L'avantage d'arriver après une bataille est que tout est déjà joué et que l'on n'y changera plus rien. Il est ainsi permis de ne pas s'attarder. Ce roman est donc l'exploration d'une mémoire familiale, à peine transposée de celle de l'auteur lui-même, entre la guerre de 14 et les années 60. S'il y a incontestablement un récit, ce dernier n'obéit pas au sens classique du terme et ne s'oblige pas non plus à respecter la chronologie des faits. le livre se construit par des détours et des digressions, qui n'ont à vrai dire rien de difficile à suivre tant les personnages sont à la fois peu nombreux et bien campés. C'est un livre qui touche son lecteur au plus profond parce que cette histoire, somme toute, est celle de chacun d'entre nous. Toute famille possède son fonds d'histoires tristes et de décès soudains, son lot d'épisodes cocasses ou ses entrelacs complexes de grands renoncements et de petits ressentiments. Lire Les Champs d'honneur, c'est se condamner à ranimer cette mémoire-là, et ce peut être douloureux de s'apercevoir qu'il y a des questions que l'on n'a jamais osé poser et qui ne se poseront plus.

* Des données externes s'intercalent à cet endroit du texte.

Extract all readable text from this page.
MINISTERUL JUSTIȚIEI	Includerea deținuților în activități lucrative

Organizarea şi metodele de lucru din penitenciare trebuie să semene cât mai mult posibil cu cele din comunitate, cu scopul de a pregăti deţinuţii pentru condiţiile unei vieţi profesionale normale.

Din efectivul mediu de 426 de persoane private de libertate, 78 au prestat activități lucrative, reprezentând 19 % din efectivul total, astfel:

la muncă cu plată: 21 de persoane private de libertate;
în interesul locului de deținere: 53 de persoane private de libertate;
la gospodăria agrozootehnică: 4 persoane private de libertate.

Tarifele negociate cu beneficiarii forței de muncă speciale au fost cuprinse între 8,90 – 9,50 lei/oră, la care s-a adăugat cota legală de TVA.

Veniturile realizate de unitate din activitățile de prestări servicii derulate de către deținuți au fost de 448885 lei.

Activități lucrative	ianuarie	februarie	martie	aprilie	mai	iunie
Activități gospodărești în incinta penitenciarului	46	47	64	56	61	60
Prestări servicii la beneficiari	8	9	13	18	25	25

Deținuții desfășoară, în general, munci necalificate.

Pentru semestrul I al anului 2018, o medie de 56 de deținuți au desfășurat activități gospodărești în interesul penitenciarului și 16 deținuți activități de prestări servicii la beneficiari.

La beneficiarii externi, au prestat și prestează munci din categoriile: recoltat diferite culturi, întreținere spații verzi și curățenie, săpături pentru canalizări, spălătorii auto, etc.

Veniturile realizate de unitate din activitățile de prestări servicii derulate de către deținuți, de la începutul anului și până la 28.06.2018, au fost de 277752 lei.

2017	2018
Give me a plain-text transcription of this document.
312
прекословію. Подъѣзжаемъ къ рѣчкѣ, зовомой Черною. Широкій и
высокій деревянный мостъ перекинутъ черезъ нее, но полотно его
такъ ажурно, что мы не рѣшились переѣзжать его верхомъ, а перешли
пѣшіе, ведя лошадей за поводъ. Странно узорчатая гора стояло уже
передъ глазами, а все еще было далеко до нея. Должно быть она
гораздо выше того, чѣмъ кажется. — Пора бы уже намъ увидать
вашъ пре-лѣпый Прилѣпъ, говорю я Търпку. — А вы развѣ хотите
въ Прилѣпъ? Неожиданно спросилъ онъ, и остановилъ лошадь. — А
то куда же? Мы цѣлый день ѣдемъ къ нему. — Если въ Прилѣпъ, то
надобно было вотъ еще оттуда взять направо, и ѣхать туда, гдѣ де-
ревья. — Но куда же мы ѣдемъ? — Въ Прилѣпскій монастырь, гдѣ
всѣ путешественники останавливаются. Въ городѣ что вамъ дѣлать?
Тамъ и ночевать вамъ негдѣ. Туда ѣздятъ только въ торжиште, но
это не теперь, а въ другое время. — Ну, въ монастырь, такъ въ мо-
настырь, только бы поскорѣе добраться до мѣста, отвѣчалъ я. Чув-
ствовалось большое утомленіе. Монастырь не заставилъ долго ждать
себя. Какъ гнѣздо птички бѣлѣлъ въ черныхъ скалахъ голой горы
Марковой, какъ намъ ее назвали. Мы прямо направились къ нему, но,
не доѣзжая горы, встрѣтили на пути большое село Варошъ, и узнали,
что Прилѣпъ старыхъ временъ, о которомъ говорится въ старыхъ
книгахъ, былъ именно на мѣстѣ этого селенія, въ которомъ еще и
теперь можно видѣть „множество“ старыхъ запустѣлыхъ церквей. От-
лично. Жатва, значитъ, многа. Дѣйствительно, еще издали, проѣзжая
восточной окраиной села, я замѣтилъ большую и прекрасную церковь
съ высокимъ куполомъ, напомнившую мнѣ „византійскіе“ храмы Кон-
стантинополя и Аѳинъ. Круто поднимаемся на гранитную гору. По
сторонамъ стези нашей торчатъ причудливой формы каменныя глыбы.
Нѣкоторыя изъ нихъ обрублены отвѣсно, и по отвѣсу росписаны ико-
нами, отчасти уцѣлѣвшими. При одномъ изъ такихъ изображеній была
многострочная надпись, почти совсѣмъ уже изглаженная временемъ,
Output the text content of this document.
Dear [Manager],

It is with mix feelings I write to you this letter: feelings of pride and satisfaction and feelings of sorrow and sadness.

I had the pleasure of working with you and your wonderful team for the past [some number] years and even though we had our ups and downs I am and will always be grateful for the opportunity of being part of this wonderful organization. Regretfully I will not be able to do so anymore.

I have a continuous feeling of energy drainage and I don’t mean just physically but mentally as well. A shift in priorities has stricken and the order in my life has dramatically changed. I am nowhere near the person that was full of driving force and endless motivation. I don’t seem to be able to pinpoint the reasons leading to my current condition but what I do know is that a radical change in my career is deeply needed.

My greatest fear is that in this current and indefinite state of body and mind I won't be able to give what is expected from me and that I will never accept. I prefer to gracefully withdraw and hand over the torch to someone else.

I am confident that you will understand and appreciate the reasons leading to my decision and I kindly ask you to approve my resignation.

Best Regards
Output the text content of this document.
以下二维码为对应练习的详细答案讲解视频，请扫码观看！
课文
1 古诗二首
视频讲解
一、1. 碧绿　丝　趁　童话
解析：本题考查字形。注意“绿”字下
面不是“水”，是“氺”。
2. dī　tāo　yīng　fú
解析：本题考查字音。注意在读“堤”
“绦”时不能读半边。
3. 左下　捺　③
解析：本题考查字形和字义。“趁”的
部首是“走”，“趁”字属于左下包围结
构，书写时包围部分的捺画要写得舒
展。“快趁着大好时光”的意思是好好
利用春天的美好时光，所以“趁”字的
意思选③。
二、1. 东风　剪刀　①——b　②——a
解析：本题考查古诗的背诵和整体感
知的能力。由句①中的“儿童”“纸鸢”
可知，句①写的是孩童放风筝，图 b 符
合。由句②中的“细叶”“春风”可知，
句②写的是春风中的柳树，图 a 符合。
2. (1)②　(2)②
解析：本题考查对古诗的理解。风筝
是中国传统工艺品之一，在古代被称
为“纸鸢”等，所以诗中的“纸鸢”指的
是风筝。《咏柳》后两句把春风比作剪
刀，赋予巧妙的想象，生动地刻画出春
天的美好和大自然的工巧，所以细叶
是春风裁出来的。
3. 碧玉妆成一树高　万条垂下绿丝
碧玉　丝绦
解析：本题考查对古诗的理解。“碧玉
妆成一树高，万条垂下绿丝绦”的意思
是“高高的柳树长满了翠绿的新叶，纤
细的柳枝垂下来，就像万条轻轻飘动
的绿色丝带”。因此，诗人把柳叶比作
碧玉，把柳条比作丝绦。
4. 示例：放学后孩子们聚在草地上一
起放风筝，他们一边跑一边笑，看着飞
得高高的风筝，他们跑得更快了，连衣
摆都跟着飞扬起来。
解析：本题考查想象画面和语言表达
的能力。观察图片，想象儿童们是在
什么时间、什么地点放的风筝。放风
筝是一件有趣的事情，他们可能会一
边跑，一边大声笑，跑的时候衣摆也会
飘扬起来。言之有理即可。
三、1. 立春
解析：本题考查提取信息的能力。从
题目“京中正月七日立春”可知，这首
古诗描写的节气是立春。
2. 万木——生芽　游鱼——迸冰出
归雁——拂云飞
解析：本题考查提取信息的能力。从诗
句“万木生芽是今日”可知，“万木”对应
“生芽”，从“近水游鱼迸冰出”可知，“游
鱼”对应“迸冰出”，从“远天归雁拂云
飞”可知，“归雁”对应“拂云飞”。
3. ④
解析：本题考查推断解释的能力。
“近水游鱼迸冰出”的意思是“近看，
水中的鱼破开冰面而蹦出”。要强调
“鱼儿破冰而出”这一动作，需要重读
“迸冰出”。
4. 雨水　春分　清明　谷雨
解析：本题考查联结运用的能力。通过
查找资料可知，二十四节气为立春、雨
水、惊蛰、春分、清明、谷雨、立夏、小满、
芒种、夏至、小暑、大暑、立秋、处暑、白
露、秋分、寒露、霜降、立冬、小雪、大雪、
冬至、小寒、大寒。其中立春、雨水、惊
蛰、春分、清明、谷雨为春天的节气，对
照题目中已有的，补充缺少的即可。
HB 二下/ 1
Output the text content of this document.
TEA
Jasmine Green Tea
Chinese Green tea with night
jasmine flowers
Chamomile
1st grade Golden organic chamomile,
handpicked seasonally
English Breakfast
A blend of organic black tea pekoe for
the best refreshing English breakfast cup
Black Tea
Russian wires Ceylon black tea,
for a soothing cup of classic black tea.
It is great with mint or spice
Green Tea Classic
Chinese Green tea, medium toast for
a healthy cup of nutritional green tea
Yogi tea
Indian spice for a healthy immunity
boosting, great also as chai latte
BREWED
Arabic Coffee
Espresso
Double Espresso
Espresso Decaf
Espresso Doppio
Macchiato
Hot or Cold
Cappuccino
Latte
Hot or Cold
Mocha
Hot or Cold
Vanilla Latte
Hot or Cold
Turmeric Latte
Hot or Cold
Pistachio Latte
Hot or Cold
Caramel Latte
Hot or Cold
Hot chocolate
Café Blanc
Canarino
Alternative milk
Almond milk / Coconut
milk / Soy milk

Le talent De Rouaud tient à la délicatesse extrême avec laquelle il aborde son sujet. Son livre aurait pu être un gros mélodrame. Or c'est au contraire quelque chose de très aérien, un texte habité d'amour et de malice, pétri d'humour et parfois tout simplement désopilant, y compris au coeur même de la tragédie. Il n'y a pas une page où l'on ne sente chez le narrateur cette tendresse viscérale pour tous ceux qui l'ont précédé, et qui en un mot ont fait de lui ce qu'il est. Si l'affection est parfois moqueuse, c'est par pudeur, et peut-être aussi parce qu'il ne faut pas donner l'air de se plaindre. Se plaindre serait d'ailleurs bien inutile : pourquoi faudrait-il s'infliger cette nouvelle épreuve ?
Il en ressort, en fin de compte, que la mémoire d'une famille se construit avec des morts et ne s'entretient que par le récit toujours fragile des vivants. C'est une évidence toute simple, bien sûr, mais dont Rouaud tire une lumière qui continue de brûler longtemps après la dernière page de son livre.